Satan wants your family. The best way he can get to you, if he can’t get to you directly, is through your family. If he can get your family, then he knows that he can cause you to despair, sin, or turn away from God. Many a believer in Christ has been attacked through a family member’s sickness or sin and either sinned themselves, or even worse, left the faith altogether.

Job “was the greatest of all the people of the east” (Job 1:3) and one that God identified as godly in His sight (Job 1:8). Job was a successful businessman and serious family man. He was married and had seven grown sons and three daughters (Job 1:2; 2:9). He loved his family in such a way that most father’s can only imagine. The Scripture says that,
“His sons used to go and hold a feast in the house of each one on his day, and they would send and invite their three sisters to eat and drink with them. And when the days of the feast had run their course, Job would send and consecrate them, and he would rise early in the morning and offer burnt offerings according to the number of them all. For Job said, ‘It may be that my children have sinned, and cursed God in their hearts.’ Thus Job did continually”—Job 1:4-5.
Job offered sacrifices for his grown children just in case they had sinned! He was a devoted husband and father and a man that God valued. The idea that God could value a mere mortal only infuriated Satan. He demanded that God lift His hand of protection and allow him to attack Job, which God did, only making sure that Satan could not take Job’s life.

After destroying all of Job's earthly possessions and ruining his career, Satan did what only Satan would do—kill his family.
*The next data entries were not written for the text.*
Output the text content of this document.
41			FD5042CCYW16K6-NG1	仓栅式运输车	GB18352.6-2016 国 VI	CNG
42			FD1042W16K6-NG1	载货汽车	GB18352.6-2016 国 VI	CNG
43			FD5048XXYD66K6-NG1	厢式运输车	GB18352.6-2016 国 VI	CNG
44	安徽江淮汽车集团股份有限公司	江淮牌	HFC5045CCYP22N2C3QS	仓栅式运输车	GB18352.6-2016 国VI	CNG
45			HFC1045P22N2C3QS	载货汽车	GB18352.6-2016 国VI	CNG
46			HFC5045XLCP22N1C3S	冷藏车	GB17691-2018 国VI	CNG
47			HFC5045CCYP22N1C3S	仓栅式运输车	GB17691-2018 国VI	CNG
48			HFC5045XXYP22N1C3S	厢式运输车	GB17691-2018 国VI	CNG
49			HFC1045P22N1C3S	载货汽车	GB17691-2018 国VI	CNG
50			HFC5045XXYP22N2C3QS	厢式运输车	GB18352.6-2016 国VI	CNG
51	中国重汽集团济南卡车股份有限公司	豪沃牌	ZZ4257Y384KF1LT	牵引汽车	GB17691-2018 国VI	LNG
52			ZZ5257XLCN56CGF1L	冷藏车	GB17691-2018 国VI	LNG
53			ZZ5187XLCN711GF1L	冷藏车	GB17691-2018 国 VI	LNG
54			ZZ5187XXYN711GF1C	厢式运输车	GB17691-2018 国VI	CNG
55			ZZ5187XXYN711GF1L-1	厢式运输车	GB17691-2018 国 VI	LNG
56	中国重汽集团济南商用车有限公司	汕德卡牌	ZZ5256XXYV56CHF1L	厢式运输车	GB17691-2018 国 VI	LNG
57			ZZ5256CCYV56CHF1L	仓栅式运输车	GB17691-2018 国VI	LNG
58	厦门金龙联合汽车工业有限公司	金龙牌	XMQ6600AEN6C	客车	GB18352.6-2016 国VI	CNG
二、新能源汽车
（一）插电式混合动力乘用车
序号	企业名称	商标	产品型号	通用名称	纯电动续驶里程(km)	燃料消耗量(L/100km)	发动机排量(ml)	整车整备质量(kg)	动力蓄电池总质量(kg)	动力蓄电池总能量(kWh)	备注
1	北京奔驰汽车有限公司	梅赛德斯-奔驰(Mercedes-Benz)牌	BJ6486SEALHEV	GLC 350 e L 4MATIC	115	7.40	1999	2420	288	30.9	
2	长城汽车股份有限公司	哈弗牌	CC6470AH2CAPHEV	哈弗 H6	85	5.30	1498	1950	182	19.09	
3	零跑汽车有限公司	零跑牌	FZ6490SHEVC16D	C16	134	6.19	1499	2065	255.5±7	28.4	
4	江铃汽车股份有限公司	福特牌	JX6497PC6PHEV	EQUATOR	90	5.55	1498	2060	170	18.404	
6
To lose one child would be a blow to any parent, but to lose all of your children in one day would be horrific and disastrous. It’s no small wonder that Job responded in the way that he did,  
“Then Job arose and tore his robe and shaved his head and fell on the ground and worshiped”—Job 1:20.
What did Job do after he lost all of his children? He tore his robe and shaved his head—both acts revealing horrible grief. And then Job did the unthinkable—he worshiped! He fell on his face and worshiped! It wasn’t that he didn’t grieve or feel pain. It wasn’t that he was being trite or coping with his situation by ignoring it. No, he worshiped because he realized that God is the author of all of life. He is our reason for being, our heart’s delight, and the one that contains all of the mysteries of the universe. Which is why he could say,  
“Naked I came from my mother’s womb, and naked shall I return. The LORD gave, and the LORD has taken away; blessed be the name of the LORD”—Job 1:21. 
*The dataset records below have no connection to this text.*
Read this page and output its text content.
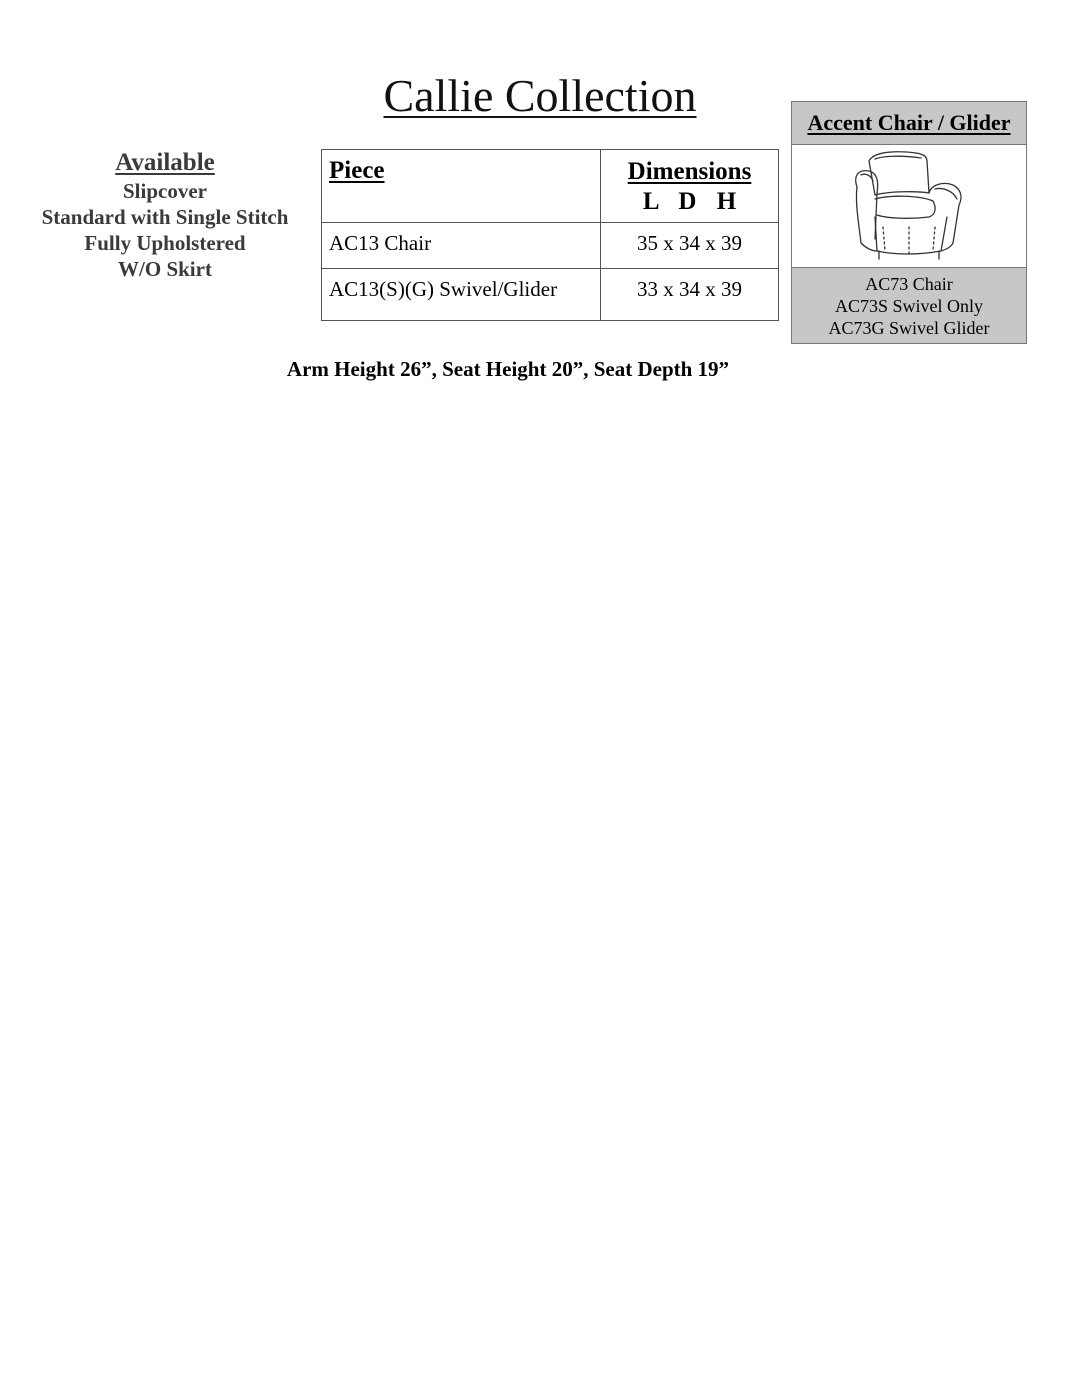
Callie Collection
Available
Slipcover
Standard with Single Stitch
Fully Upholstered
W/O Skirt
Piece	Dimensions
L D H

AC13 Chair	35 x 34 x 39
AC13(S)(G) Swivel/Glider	33 x 34 x 39
Accent Chair / Glider
AC73 Chair
AC73S Swivel Only
AC73G Swivel Glider
Arm Height 26”, Seat Height 20”, Seat Depth 19”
Job’s faith was astounding. In the face of the greatest tragedy that could be imagined by a parent, he worshiped!

Satan desires to destroy our lives and will do anything he can to tear us away from Christ. When we encounter Satan’s devastating attacks, we are to do as Paul wrote,  
“In all circumstances take up the shield of faith, with which you can extinguish all the flaming darts of the evil one”—Ephesians 6:11. 
 Our faith in Christ triumphs over all of Satan’s attacks! God sees our sorrow, and has “put our tears in a bottle”—Psalm 56:8. He is not a God who is afar off or aloof to our situation. He hurts with us, loves us, and is infinitely more powerful than anything that Satan can throw at us. We know that God will be victorious and He will bring us to Himself. Even after enduring the loss of his possessions, career, and family, Job worshiped and “did not sin or charge God with wrong”—Job 1:22. Why? Because he knew that God was the Author and Lord of Life. He trusted in the Lord in the midst of devastating calamity and demonstrated to us and to the “spiritual forces of evil in the heavenly places” (Ephesians 6:12) that God is God and worthy of our love and trust. Amen.